É até estranho pensar que esse movimento tem acontecido também no Brasil, tendo em vista números cada vez maiores de desempregados pelo país. É certo que, com o advento da pandemia, diversas pessoas começaram a buscar mais sentido em suas próprias vidas, muitas vezes motivadas por situações extremas como a  perda de entes queridos. Uma espécie de epifania que se levanta sobre várias questões: “Para que estar num emprego que não traz nenhuma motivação? Vai que morro antes de ter aproveitado a vida?”


O Blue Management Institute (BMI) fez um levantamento no qual identificou que a maior parte dos brasileiros participantes dessa onda são os que possuem maior grau de escolaridade. 


Segundo a pesquisa, são cerca de 500 a 600 mil pessoas mensalmente pedindo demissão no Brasil, desde o mês de janeiro deste ano. Dentre os motivos mais listados estão: a busca pelo trabalho híbrido ou home office;  realização pessoal na carreira; ambiente de trabalho e cultura organizacional que incentive a diversidade, inclusão e flexibilidade.
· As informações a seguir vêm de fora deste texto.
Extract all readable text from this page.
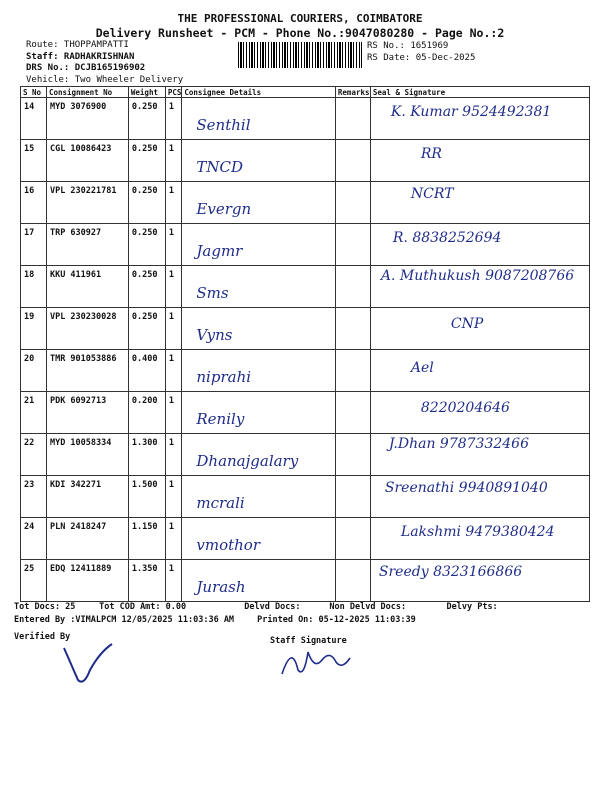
THE PROFESSIONAL COURIERS, COIMBATORE
Delivery Runsheet - PCM - Phone No.:9047080280 - Page No.:2
Route: THOPPAMPATTI
Staff: RADHAKRISHNAN
DRS No.: DCJB165196902
Vehicle: Two Wheeler Delivery
RS No.: 1651969
RS Date: 05-Dec-2025
S No	Consignment No	Weight	PCS	Consignee Details	Remarks	Seal & Signature
14	MYD 3076900	0.250	1	Senthil		K. Kumar 9524492381

15	CGL 10086423	0.250	1	TNCD		RR

16	VPL 230221781	0.250	1	Evergn		NCRT

17	TRP 630927	0.250	1	Jagmr		R. 8838252694

18	KKU 411961	0.250	1	Sms		A. Muthukush 9087208766

19	VPL 230230028	0.250	1	Vyns		CNP

20	TMR 901053886	0.400	1	niprahi		Ael

21	PDK 6092713	0.200	1	Renily		8220204646

22	MYD 10058334	1.300	1	Dhanajgalary		J.Dhan 9787332466

23	KDI 342271	1.500	1	mcrali		Sreenathi 9940891040

24	PLN 2418247	1.150	1	vmothor		Lakshmi 9479380424

25	EDQ 12411889	1.350	1	Jurash		Sreedy 8323166866
Tot Docs: 25	Tot COD Amt: 0.00	Delvd Docs:	Non Delvd Docs:	Delvy Pts:
Entered By :VIMALPCM 12/05/2025 11:03:36 AM	Printed On: 05-12-2025 11:03:39
Verified By	Staff Signature
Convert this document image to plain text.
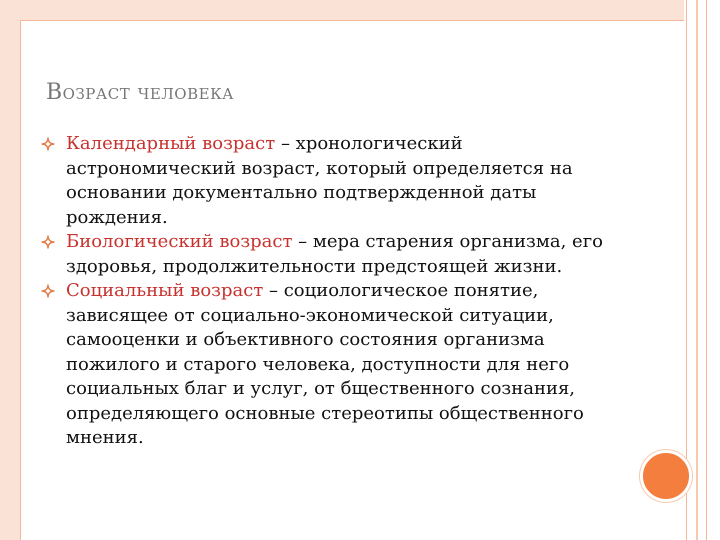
Возраст человека
Календарный возраст – хронологический астрономический возраст, который определяется на основании документально подтвержденной даты рождения.
Биологический возраст – мера старения организма, его здоровья, продолжительности предстоящей жизни.
Социальный возраст – социологическое понятие, зависящее от социально-экономической ситуации, самооценки и объективного состояния организма пожилого и старого человека, доступности для него социальных благ и услуг, от бщественного сознания, определяющего основные стереотипы общественного мнения.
Para além do coronavírus, que mudou o estilo de vida de muitas pessoas, é importante também levar em conta as mudanças entre as gerações.

Não é de se espantar que as pessoas de maior escolaridade no Brasil, principalmente depois do aumento da escolaridade de muitos brasileiros a partir dos Millenials - que tenderá a se estender para a geração Z em diante - estejam se redescobrindo e mudando o cenário no mercado de trabalho.



Seria a geração que questionou e decidiu renunciar ao emprego? As pessoas perceberam que o método “estudar mais e dar o seu melhor” em algumas empresas não necessariamente as fazem crescer, seja de cargo ou salário, pelo menos não na rapidez em que as mudanças aparecem no ambiente de trabalho. Para além disso, a exigência pela alta produtividade é uma realidade  que  aumenta cada vez mais, devido à complexidade dos cargos e volatilidade do mercado.


Ao contrário das gerações anteriores, que se mantinham no emprego em busca de estabilidade, as novas gerações levam em conta cada vez mais a saúde mental como fator de escolha de trabalho.


Esse movimento de renúncia requer muitas reflexões sobre o que as pessoas tem buscado ao trabalhar numa empresa, já que as possibilidades na internet também aumentaram para quem deseja atuar de forma autônoma. No meio de tanta informação e cada vez mais a ampliação de tecnologias, levar em conta a humanização tem sido essencial nas empresas.


É possível pensar então na melhoria do mercado de trabalho? É o momento das empresas pensarem em novas formas de sociabilidade, remuneração, treinamento e plano de carreira como fatores primordiais. Para além do salário (que também é importante, diga-se de passagem) as pessoas também querem ser ouvidas e reconhecidas. O movimento da Grande Renúncia veio para mostrar que se faz urgente repensar o que é feito na rotina, no crescimento e no bem estar das pessoas.



Para as empresas fica a necessidade de reforma estrutural, enquanto para as pessoas surgem os questionamentos e reavaliação das suas escolhas de carreira. E você, já reconsiderou seu emprego atual por um destes motivos, ou chegou a participar desse movimento assim como eu?


Afinal, no fundo de tudo isso, todo mundo só quer ser feliz, acreditar no que realiza, e viver tranquilamente não é mesmo?!